Ein anderer Fall von Ermittlungen unmittelbar vor der Wahl betrifft die Grünen. Gegen Christoph Chorherr, der einst selbst Bundessprecher der Grünen war und zuletzt als engster Vertrauter von Vizebürgermeisterin Maria Vassilakou die Stadtplanung in Wien wesentlich gestaltete und beeinflusste, wird wegen des Verdachts des Amtsmissbrauchs und der Bestechlichkeit ermittelt. Auch hier gilt die Unschuldsvermutung. Chorherr hatte seine privaten Geschäfte mit den politischen vermischt. Er hat für seine Schulprojekte in Südafrika Spendengelder von Immobilienunternehmen angenommen, die auch in Wien handfeste Interessen haben. Mag sein, dass die Absichten hehre waren, aber diese unterschiedlichen Interessenlagen, die sich daraus ergeben, sind höchst heikel. Die Wiener ÖVP sieht den Verdacht auf jahrelange Korruption in der Wiener Flächenwidmung.
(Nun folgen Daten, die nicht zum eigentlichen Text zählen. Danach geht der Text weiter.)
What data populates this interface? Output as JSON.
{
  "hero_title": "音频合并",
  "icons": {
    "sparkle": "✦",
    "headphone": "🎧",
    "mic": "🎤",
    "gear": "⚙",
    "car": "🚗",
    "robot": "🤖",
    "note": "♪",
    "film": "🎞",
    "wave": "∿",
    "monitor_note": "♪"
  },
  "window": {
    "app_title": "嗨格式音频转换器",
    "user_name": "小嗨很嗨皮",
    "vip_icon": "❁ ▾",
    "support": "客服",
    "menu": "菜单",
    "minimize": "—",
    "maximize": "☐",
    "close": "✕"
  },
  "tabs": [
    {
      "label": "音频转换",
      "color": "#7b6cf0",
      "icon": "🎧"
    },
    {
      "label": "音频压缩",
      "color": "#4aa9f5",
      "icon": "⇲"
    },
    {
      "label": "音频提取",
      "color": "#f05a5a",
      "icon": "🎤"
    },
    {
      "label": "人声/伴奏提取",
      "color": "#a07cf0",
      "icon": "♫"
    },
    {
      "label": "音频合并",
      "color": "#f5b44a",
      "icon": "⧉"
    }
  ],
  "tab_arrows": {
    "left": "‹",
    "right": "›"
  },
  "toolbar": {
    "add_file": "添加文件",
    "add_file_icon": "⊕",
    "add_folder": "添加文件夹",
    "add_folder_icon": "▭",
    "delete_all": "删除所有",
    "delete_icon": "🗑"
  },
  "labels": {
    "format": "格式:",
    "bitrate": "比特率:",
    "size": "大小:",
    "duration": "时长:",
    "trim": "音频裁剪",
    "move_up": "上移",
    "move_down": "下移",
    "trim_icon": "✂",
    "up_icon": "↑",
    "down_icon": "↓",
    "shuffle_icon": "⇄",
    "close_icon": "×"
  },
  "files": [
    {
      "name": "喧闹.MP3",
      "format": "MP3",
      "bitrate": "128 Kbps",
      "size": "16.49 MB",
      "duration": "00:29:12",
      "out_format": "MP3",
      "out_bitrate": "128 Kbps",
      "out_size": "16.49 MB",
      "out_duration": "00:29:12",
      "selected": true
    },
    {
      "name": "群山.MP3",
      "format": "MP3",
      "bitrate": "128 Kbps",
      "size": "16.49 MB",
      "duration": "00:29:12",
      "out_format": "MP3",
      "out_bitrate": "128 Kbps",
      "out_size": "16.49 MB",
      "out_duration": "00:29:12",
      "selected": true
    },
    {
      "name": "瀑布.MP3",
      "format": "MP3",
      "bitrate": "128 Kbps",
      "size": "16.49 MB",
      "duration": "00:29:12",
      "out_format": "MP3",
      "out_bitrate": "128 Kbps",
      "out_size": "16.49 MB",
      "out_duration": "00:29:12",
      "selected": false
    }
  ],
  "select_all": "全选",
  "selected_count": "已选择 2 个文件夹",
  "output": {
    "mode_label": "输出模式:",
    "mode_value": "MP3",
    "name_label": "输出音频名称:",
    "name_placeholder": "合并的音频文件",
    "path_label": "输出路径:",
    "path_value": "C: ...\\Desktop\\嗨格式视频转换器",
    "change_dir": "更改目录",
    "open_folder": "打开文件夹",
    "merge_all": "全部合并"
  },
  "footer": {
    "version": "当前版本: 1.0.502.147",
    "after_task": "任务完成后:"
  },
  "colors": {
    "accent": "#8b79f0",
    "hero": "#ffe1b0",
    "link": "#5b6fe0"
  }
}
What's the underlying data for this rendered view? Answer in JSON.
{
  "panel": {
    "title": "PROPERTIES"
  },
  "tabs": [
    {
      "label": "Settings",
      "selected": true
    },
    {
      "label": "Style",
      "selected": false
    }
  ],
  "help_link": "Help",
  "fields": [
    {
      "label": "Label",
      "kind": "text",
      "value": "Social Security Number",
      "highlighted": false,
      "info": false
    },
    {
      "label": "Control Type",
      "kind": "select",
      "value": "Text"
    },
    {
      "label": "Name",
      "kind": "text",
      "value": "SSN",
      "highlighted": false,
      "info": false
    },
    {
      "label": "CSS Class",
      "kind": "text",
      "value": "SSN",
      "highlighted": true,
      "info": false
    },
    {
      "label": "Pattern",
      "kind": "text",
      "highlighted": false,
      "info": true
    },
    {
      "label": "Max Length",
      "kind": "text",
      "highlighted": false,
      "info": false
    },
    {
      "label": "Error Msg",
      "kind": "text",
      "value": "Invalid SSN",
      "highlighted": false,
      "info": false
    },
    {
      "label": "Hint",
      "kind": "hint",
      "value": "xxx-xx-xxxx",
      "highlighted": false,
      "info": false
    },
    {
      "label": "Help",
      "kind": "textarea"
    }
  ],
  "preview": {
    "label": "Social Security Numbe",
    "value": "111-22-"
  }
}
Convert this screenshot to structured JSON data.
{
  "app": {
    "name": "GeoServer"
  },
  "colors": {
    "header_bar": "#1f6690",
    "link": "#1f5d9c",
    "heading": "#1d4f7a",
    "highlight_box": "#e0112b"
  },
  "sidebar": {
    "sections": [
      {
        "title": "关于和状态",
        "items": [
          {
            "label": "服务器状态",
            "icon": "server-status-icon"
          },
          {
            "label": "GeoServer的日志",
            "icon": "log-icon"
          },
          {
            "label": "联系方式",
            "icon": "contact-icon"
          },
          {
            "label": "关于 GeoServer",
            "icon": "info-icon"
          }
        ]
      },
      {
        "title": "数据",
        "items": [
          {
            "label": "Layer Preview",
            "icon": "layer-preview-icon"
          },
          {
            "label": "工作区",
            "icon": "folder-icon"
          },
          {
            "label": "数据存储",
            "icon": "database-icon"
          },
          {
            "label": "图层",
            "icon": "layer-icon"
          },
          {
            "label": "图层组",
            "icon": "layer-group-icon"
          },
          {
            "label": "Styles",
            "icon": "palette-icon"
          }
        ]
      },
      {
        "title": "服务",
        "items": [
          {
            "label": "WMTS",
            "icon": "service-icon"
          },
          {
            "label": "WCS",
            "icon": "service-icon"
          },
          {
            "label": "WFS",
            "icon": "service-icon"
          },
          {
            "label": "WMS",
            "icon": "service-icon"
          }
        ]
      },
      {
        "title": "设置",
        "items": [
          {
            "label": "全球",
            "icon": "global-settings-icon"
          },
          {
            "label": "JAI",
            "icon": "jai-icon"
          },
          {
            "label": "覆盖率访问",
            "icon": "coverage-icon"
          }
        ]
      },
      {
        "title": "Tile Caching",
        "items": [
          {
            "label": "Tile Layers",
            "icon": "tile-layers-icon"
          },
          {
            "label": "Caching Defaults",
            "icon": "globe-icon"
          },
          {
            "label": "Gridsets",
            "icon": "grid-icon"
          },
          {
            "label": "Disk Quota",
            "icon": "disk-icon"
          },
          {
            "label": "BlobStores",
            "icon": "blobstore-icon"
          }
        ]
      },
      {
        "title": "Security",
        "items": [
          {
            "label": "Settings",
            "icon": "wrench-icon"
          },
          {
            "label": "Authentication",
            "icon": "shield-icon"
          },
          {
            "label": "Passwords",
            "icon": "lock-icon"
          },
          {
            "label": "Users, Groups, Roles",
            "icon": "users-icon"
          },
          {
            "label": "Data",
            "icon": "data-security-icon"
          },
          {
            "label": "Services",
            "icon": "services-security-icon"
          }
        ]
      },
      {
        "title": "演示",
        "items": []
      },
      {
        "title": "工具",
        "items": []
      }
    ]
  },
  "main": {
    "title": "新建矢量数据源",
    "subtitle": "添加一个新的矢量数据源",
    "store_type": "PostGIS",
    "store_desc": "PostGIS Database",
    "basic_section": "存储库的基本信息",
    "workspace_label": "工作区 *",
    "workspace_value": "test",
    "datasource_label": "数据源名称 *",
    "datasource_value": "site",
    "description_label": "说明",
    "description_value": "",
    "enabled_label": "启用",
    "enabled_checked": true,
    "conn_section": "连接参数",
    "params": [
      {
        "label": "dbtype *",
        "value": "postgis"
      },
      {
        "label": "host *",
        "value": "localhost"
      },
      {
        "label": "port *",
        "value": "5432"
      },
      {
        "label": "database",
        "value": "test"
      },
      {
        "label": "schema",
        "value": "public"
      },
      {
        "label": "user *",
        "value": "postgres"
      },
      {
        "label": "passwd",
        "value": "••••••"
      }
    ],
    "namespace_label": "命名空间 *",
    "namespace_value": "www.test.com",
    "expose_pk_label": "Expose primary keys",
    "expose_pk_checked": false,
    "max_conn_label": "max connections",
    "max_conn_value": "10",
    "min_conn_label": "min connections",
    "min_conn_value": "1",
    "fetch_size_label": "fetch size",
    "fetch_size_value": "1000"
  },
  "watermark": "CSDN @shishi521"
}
Dass Chorherr nach seinem Ausscheiden aus dem Wiener Rathaus ausgerechnet beim Immobilienkonzern Soravia als Berater tätig wurde, der zahlreiche Großprojekte in Wien verwirklicht hatte, hat ebenso eine schiefe Optik wie die Querverbindungen zum Investor Michael Tojner, dessen Heumarkt-Projekt mit grüner Unterstützung durchgeboxt werden sollte. Chorherr ist mittlerweile bei den Grünen ausgetreten.

 
 

 

 

Dass solche Zusammenhänge in Vorwahlzeiten eine eigene Dynamik erhalten, liegt in der Natur der Sache. Zu viele Beteiligte verfolgen eigene Interessen. Aktuelle Beispiele: Gernot Blümel als Wiener ÖVP-Chef unternimmt alles, um die Causa Chorherr jetzt hochzukochen und den Grünen in Wien zu schaden, ebenso wie Peter Pilz von der Liste Jetzt, der um das politische Überleben seines Projekts kämpft und die Grünen nun der Käuflichkeit beschuldigt.

 
 

 

 

Auch wenn es manchmal auf den ersten und zweiten Blick kompliziert wirkt - wir stellen alles dar.